Gwiazdy to kompas Cyganów. Gwiazdy to także cygańskie
konstelacje, jak kachńi kachńorenca – kura z kurczętami (Plejady) i romano vurden –
cygański wóz (Wielki Wóz). Kiedy „kura z kurczętami” jest wysoko na niebie, polskim Cyganom
szczęście nie sprzyja. Kiedy jedna gwiazda z tej konstelacji zginie, wtedy Cyganów
spotykają nieszczęścia. W czasie zagłady Cyganów w hitlerowskich obozach koncentracyjnych
i w lasach okupowanej Polski pewna stara Cyganka zauważyła, że jedna z gwiazd „kurcząt”
spadła. Niektórzy Cyganie wierzą także, że kiedy spadnie jedna z trzech gwiazd z dyszla
„cygańskiego wozu” – to już będzie koniec Cyganów. Gdzie indziej twierdzą, że „dodatkowe”
gwiazdy w „dyszlu” to zły prognostyk. Nieznane to wierzenia Kelderaszom, występujące
tylko u polskich Cyganów nizinnych, i to nie we wszystkich ich ugrupowaniach.
Demonologia cygańska, tak obfita jeszcze przed kilkudziesięciu laty na Bałkanach, zanikła
u nas niemal zupełnie.
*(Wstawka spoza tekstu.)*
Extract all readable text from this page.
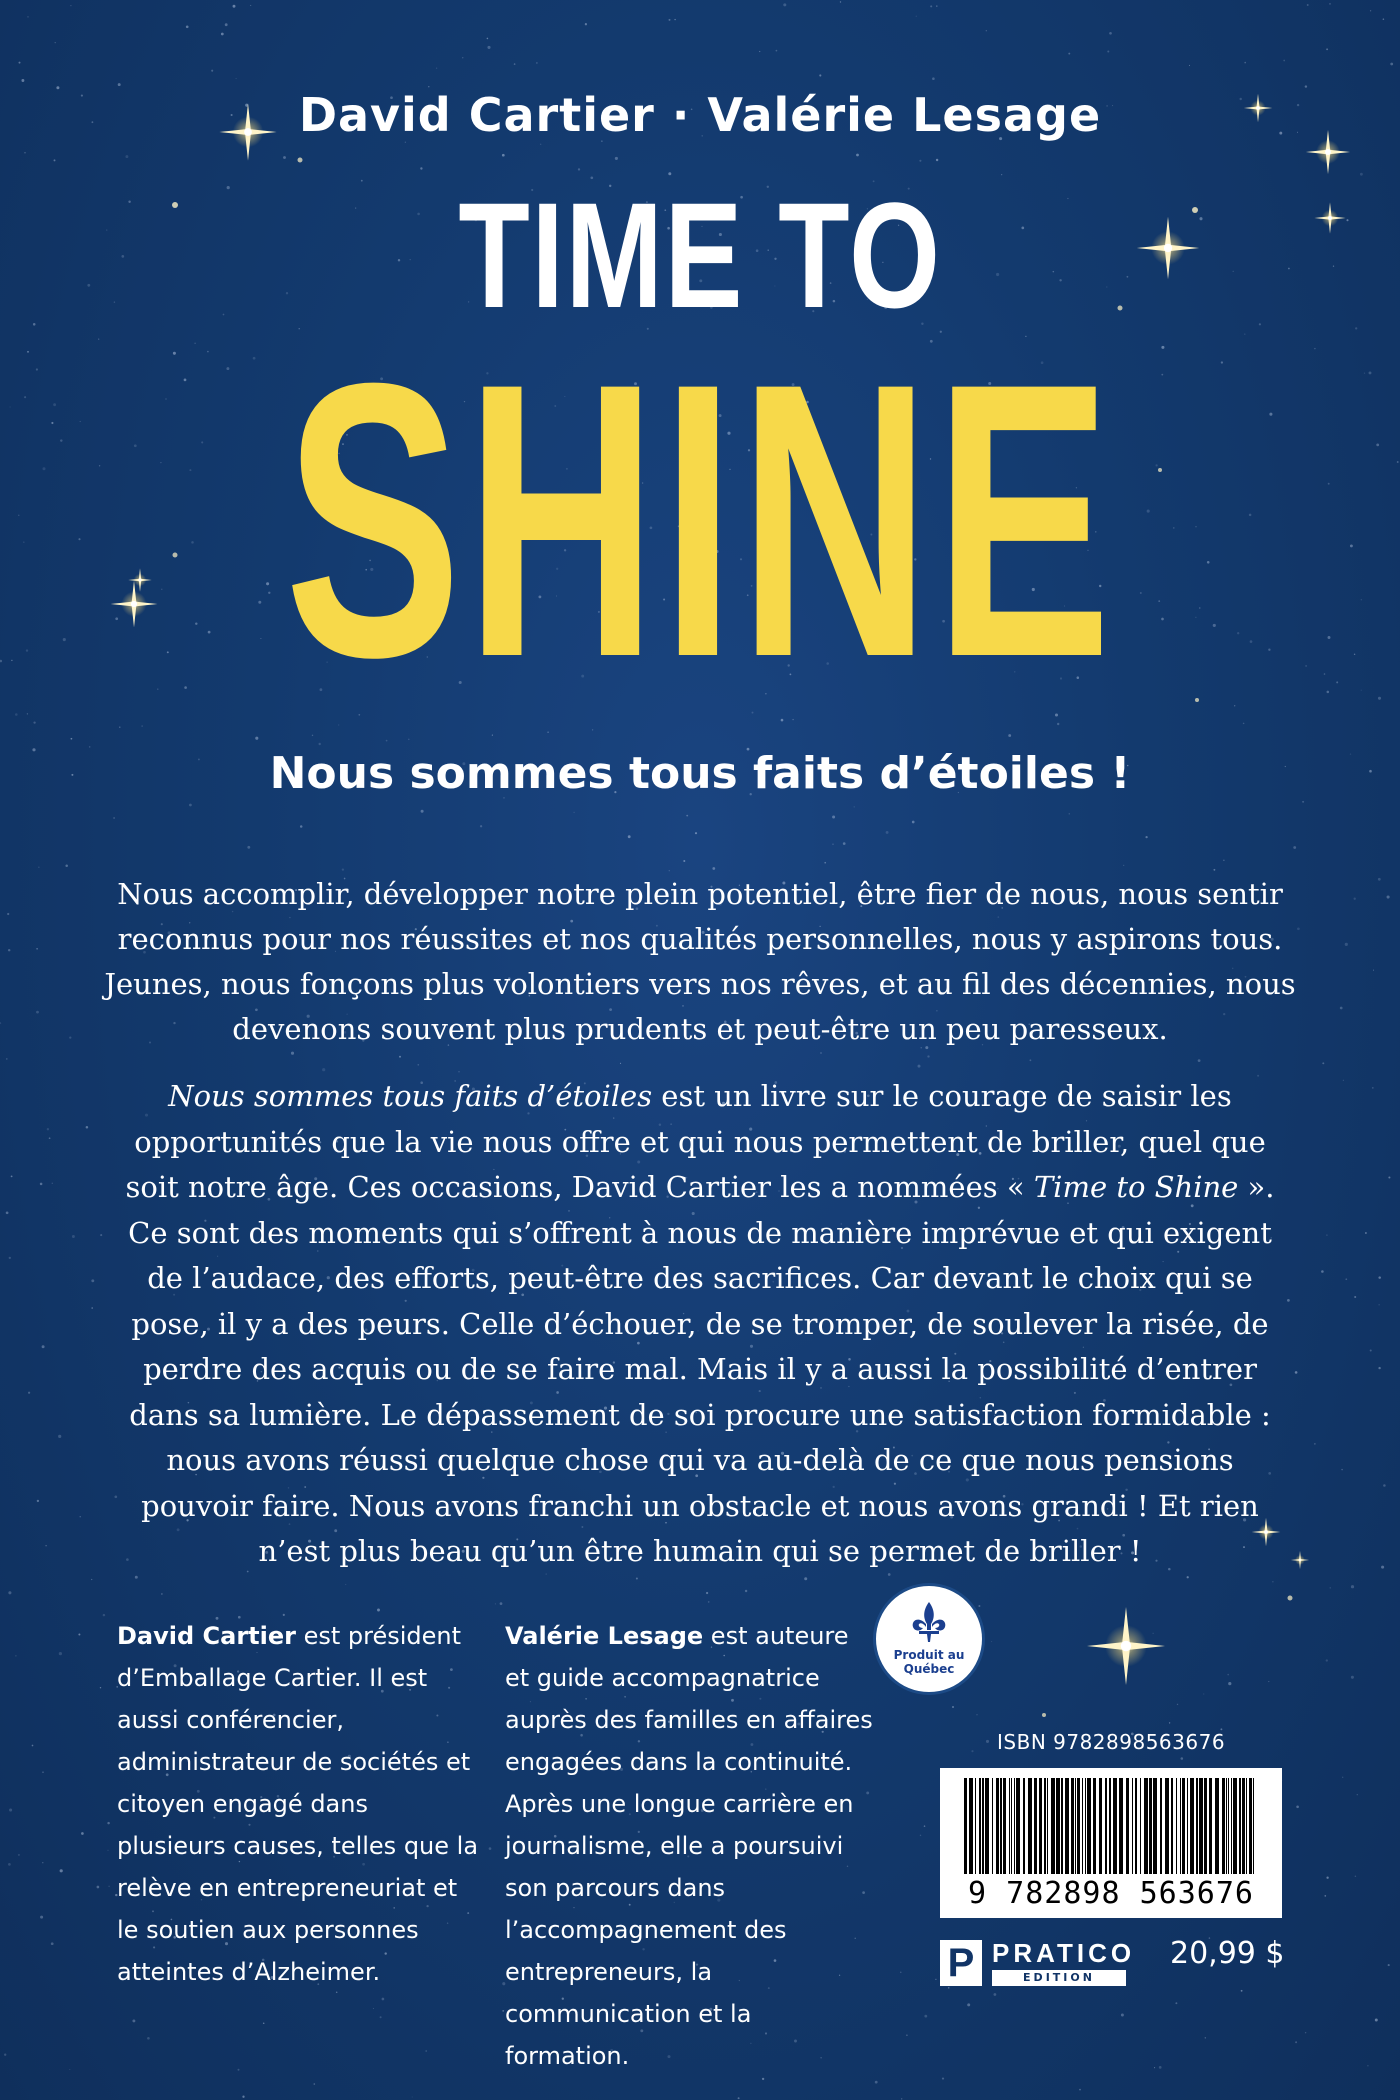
David Cartier · Valérie Lesage
TIME TO
SHINE
Nous sommes tous faits d’étoiles !
Nous accomplir, développer notre plein potentiel, être fier de nous, nous sentir reconnus pour nos réussites et nos qualités personnelles, nous y aspirons tous. Jeunes, nous fonçons plus volontiers vers nos rêves, et au fil des décennies, nous devenons souvent plus prudents et peut-être un peu paresseux.
Nous sommes tous faits d’étoiles est un livre sur le courage de saisir les opportunités que la vie nous offre et qui nous permettent de briller, quel que soit notre âge. Ces occasions, David Cartier les a nommées « Time to Shine ». Ce sont des moments qui s’offrent à nous de manière imprévue et qui exigent de l’audace, des efforts, peut-être des sacrifices. Car devant le choix qui se pose, il y a des peurs. Celle d’échouer, de se tromper, de soulever la risée, de perdre des acquis ou de se faire mal. Mais il y a aussi la possibilité d’entrer dans sa lumière. Le dépassement de soi procure une satisfaction formidable : nous avons réussi quelque chose qui va au-delà de ce que nous pensions pouvoir faire. Nous avons franchi un obstacle et nous avons grandi ! Et rien n’est plus beau qu’un être humain qui se permet de briller !
David Cartier est président d’Emballage Cartier. Il est aussi conférencier, administrateur de sociétés et citoyen engagé dans plusieurs causes, telles que la relève en entrepreneuriat et le soutien aux personnes atteintes d’Alzheimer.
Valérie Lesage est auteure et guide accompagnatrice auprès des familles en affaires engagées dans la continuité. Après une longue carrière en journalisme, elle a poursuivi son parcours dans l’accompagnement des entrepreneurs, la communication et la formation.
Produit au
Québec
ISBN 9782898563676
9 782898 563676
P PRATICO
EDITION
20,99 $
Nie ma śladu opisanych przez Heinricha Wlislockiego w drugiej
połowie XIX wieku w Transylwanii Ruvanuša (wilkołaka), Dźuklanuša (człeko-psa), Phuvuša
(demona podziemnego), Chagrina (zmory) i wielu innych. Wśród Kelderaszów i Lowarów
w Polsce znana jest jeszcze do dzisiaj mamiory – babuleńka. Jest to niewidzialna istota
mityczna, dobry duch, który sprzyja Cyganom. O jej obecności w lesie, na pieńku ściętego
drzewa, gdzie lubi przesiadywać, świadczy szczególny rodzaj grzybka, mającego wygląd
różowego lub żółtawego kremu. Jeśli Cygan natknie się w lesie na taki ślad na pieńku, zbiera
„krem” i chowa go w kawałku chleba. Noszony przy sobie chleb z grzybkiem „babuleńki”
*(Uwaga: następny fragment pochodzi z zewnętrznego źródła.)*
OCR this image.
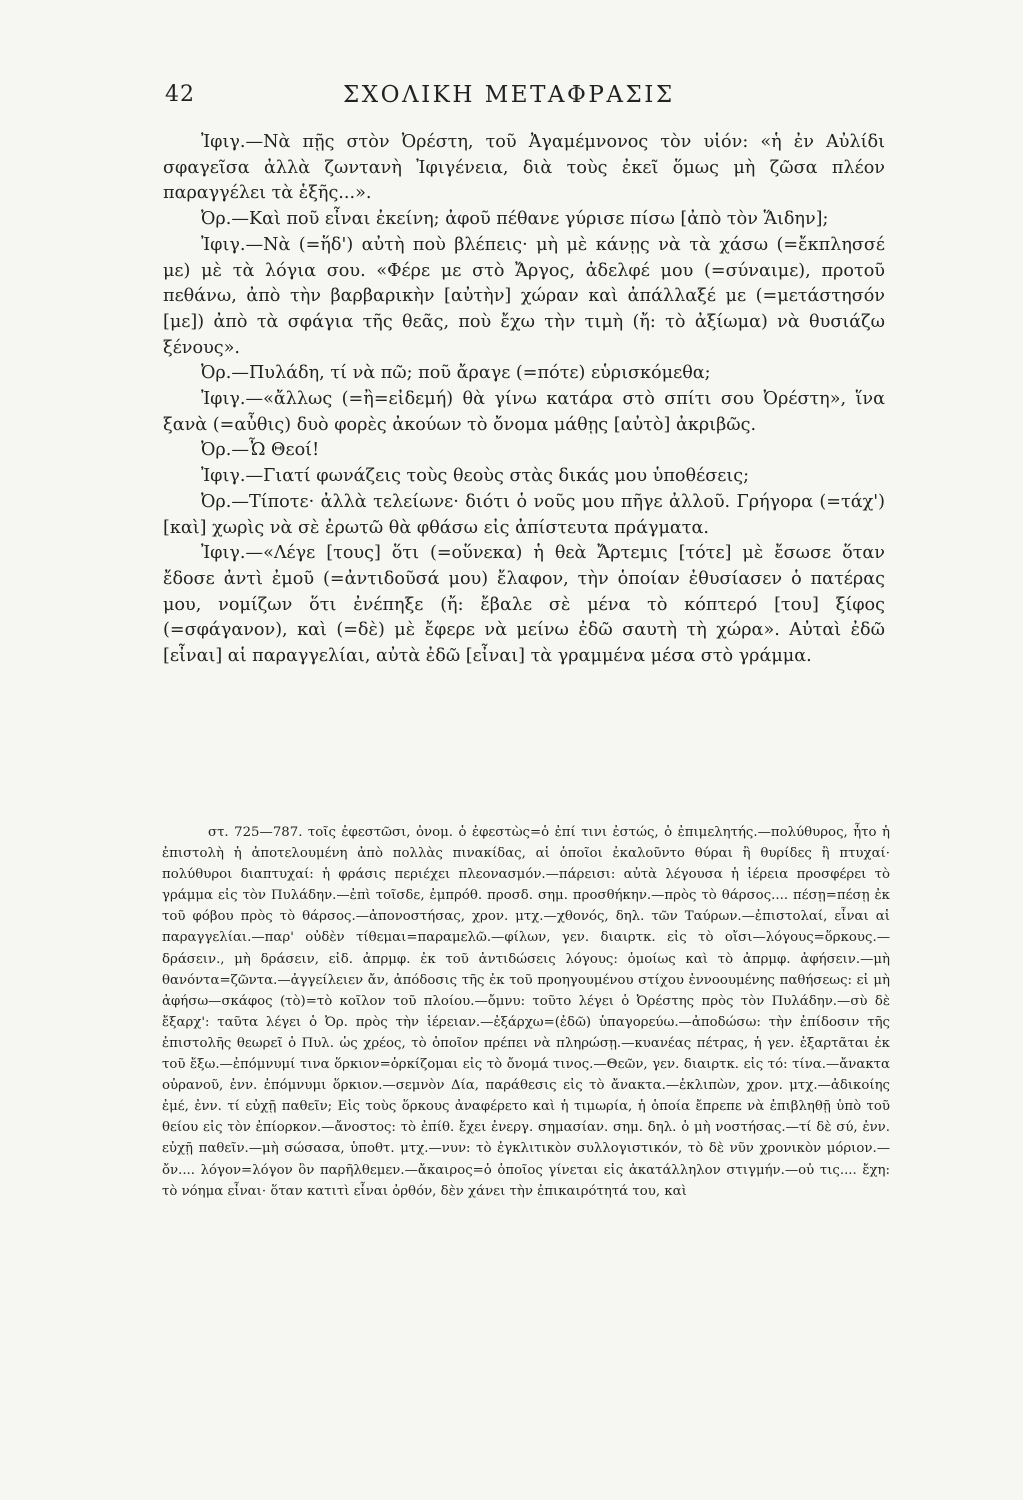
42	ΣΧΟΛΙΚΗ ΜΕΤΑΦΡΑΣΙΣ

Ἰφιγ.—Νὰ πῇς στὸν Ὀρέστη, τοῦ Ἀγαμέμνονος τὸν υἱόν: «ἡ ἐν Αὐλίδι σφαγεῖσα ἀλλὰ ζωντανὴ Ἰφιγένεια, διὰ τοὺς ἐκεῖ ὅμως μὴ ζῶσα πλέον παραγγέλει τὰ ἑξῆς...».

Ὀρ.—Καὶ ποῦ εἶναι ἐκείνη; ἀφοῦ πέθανε γύρισε πίσω [ἀπὸ τὸν Ἅιδην];

Ἰφιγ.—Νὰ (=ἥδ') αὐτὴ ποὺ βλέπεις· μὴ μὲ κάνῃς νὰ τὰ χάσω (=ἔκπλησσέ με) μὲ τὰ λόγια σου. «Φέρε με στὸ Ἄργος, ἀδελφέ μου (=σύναιμε), προτοῦ πεθάνω, ἀπὸ τὴν βαρβαρικὴν [αὐτὴν] χώραν καὶ ἀπάλλαξέ με (=μετάστησόν [με]) ἀπὸ τὰ σφάγια τῆς θεᾶς, ποὺ ἔχω τὴν τιμὴ (ἤ: τὸ ἀξίωμα) νὰ θυσιάζω ξένους».

Ὀρ.—Πυλάδη, τί νὰ πῶ; ποῦ ἄραγε (=πότε) εὑρισκόμεθα;

Ἰφιγ.—«ἄλλως (=ἢ=εἰδεμή) θὰ γίνω κατάρα στὸ σπίτι σου Ὀρέστη», ἵνα ξανὰ (=αὖθις) δυὸ φορὲς ἀκούων τὸ ὄνομα μάθῃς [αὐτὸ] ἀκριβῶς.

Ὀρ.—Ὦ Θεοί!

Ἰφιγ.—Γιατί φωνάζεις τοὺς θεοὺς στὰς δικάς μου ὑποθέσεις;

Ὀρ.—Τίποτε· ἀλλὰ τελείωνε· διότι ὁ νοῦς μου πῆγε ἀλλοῦ. Γρήγορα (=τάχ') [καὶ] χωρὶς νὰ σὲ ἐρωτῶ θὰ φθάσω εἰς ἀπίστευτα πράγματα.

Ἰφιγ.—«Λέγε [τους] ὅτι (=οὕνεκα) ἡ θεὰ Ἄρτεμις [τότε] μὲ ἔσωσε ὅταν ἔδοσε ἀντὶ ἐμοῦ (=ἀντιδοῦσά μου) ἔλαφον, τὴν ὁποίαν ἐθυσίασεν ὁ πατέρας μου, νομίζων ὅτι ἐνέπηξε (ἤ: ἔβαλε σὲ μένα τὸ κόπτερό [του] ξίφος (=σφάγανον), καὶ (=δὲ) μὲ ἔφερε νὰ μείνω ἐδῶ σαυτὴ τὴ χώρα». Αὐταὶ ἐδῶ [εἶναι] αἱ παραγγελίαι, αὐτὰ ἐδῶ [εἶναι] τὰ γραμμένα μέσα στὸ γράμμα.

στ. 725—787. τοῖς ἐφεστῶσι, ὀνομ. ὁ ἐφεστὼς=ὁ ἐπί τινι ἐστώς, ὁ ἐπιμελητής.—πολύθυρος, ἦτο ἡ ἐπιστολὴ ἡ ἀποτελουμένη ἀπὸ πολλὰς πινακίδας, αἱ ὁποῖοι ἐκαλοῦντο θύραι ἢ θυρίδες ἢ πτυχαί· πολύθυροι διαπτυχαί: ἡ φράσις περιέχει πλεονασμόν.—πάρεισι: αὐτὰ λέγουσα ἡ ἱέρεια προσφέρει τὸ γράμμα εἰς τὸν Πυλάδην.—ἐπὶ τοῖσδε, ἐμπρόθ. προσδ. σημ. προσθήκην.—πρὸς τὸ θάρσος.... πέσῃ=πέσῃ ἐκ τοῦ φόβου πρὸς τὸ θάρσος.—ἀπονοστήσας, χρον. μτχ.—χθονός, δηλ. τῶν Ταύρων.—ἐπιστολαί, εἶναι αἱ παραγγελίαι.—παρ' οὐδὲν τίθεμαι=παραμελῶ.—φίλων, γεν. διαιρτκ. εἰς τὸ οἴσι—λόγους=ὅρκους.—δράσειν., μὴ δράσειν, εἰδ. ἀπρμφ. ἐκ τοῦ ἀντιδώσεις λόγους: ὁμοίως καὶ τὸ ἀπρμφ. ἀφήσειν.—μὴ θανόντα=ζῶντα.—ἀγγείλειεν ἄν, ἀπόδοσις τῆς ἐκ τοῦ προηγουμένου στίχου ἐννοουμένης παθήσεως: εἰ μὴ ἀφήσω—σκάφος (τὸ)=τὸ κοῖλον τοῦ πλοίου.—ὄμνυ: τοῦτο λέγει ὁ Ὀρέστης πρὸς τὸν Πυλάδην.—σὺ δὲ ἔξαρχ': ταῦτα λέγει ὁ Ὀρ. πρὸς τὴν ἱέρειαν.—ἐξάρχω=(ἐδῶ) ὑπαγορεύω.—ἀποδώσω: τὴν ἐπίδοσιν τῆς ἐπιστολῆς θεωρεῖ ὁ Πυλ. ὡς χρέος, τὸ ὁποῖον πρέπει νὰ πληρώσῃ.—κυανέας πέτρας, ἡ γεν. ἐξαρτᾶται ἐκ τοῦ ἔξω.—ἐπόμνυμί τινα ὅρκιον=ὁρκίζομαι εἰς τὸ ὄνομά τινος.—Θεῶν, γεν. διαιρτκ. εἰς τό: τίνα.—ἄνακτα οὐρανοῦ, ἐνν. ἐπόμνυμι ὅρκιον.—σεμνὸν Δία, παράθεσις εἰς τὸ ἄνακτα.—ἐκλιπὼν, χρον. μτχ.—ἀδικοίης ἐμέ, ἐνν. τί εὐχῇ παθεῖν; Εἰς τοὺς ὅρκους ἀναφέρετο καὶ ἡ τιμωρία, ἡ ὁποία ἔπρεπε νὰ ἐπιβληθῇ ὑπὸ τοῦ θείου εἰς τὸν ἐπίορκον.—ἄνοστος: τὸ ἐπίθ. ἔχει ἐνεργ. σημασίαν. σημ. δηλ. ὁ μὴ νοστήσας.—τί δὲ σύ, ἐνν. εὐχῇ παθεῖν.—μὴ σώσασα, ὑποθτ. μτχ.—νυν: τὸ ἐγκλιτικὸν συλλογιστικόν, τὸ δὲ νῦν χρονικὸν μόριον.—ὄν.... λόγον=λόγον ὃν παρῆλθεμεν.—ἄκαιρος=ὁ ὁποῖος γίνεται εἰς ἀκατάλληλον στιγμήν.—οὐ τις.... ἔχη: τὸ νόημα εἶναι· ὅταν κατιτὶ εἶναι ὀρθόν, δὲν χάνει τὴν ἐπικαιρότητά του, καὶ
przynosi znalazcy szczęście. Przetrwała też do dziś wiara w trzy siostry – „wieszczki losu” o
czym była mowa wcześniej. Do cygańskich postaci demonologicznych należą także ćochano
i ćochai. Ćochano to powracający, niepokojący żywych zły duch zmarłego Cygana, Ćochai –
90
coś w rodzaju polskiej zmory. Dodajmy nawiasem, że ćma przylatująca nocą do światła również
nazywana jest przez Kelderaszów ćochai.
Kelderasza, a także inni Cyganie wierzą, że niekiedy nocami zmora trapi konie i ludzi.
Zdarza się nawet, że dręcząc konie, nie dając im spać, zaplata w ich grzywach warkoczyki.
Jest to ten sam zły duch, który znęcał się nad cygańskimi końmi w Siedmiogrodze, zwany
chagrin wśród Cyganów bałkańskich. Aby zmora nie dręczyła człowieka we śnie, należy położyć
pod głowę siekierę (aby zły duch przeląkł się jej śmiercionośnego ostrza), albo... nóż i
widelec (co napełniłoby zmorę obawą, że zostanie zjedzona). Cyganie znają jeszcze jeden
sposób zniechęcenia zmory do niepożądanych odwiedzin: należy przed ułożeniem się do snu
zjeść coś w miejscu przeznaczonym do całkiem odmiennych czynności, np. w pobliżu dołu
kloacznego. Ma to wzbudzić w zmorze uczucie przemożnego wstrętu i obrzydzenia. W czasie
postoju Cyganie uważają pilnie, aby nie stawiać namiotów na leśnych ścieżkach, choćby nawet
były nie uczęszczane i już zarośnięte, ponieważ pał droma le weszeske e rat phireł o
bjeng (po drogach leśnych nocą chodzi diabeł). Toteż namioty ustawia się tylko w miejscach
pokrytych roślinnością i nie wydeptanych. Ów krążący ścieżkami diabeł jest zapewne identyczny
ze znanym Cyganom bałkańskim demonem – ruvanusz, o którym m.in. wspominał
cyganolog, arcyksiążę Józef Habsburski: „Kiedy zamieszkali w chatach ziemnych, zbudowanych
dla nich w moim majątku, żaden nie chciał objąć ostatniej, na skraju kolonii leżącej, bo
– jak powiadali – tamtędy zły duch – ruvanusz – przechodzić będzie”. Zły duch jest przez
Kelderaszów nazywany także biwużo (nieczysty).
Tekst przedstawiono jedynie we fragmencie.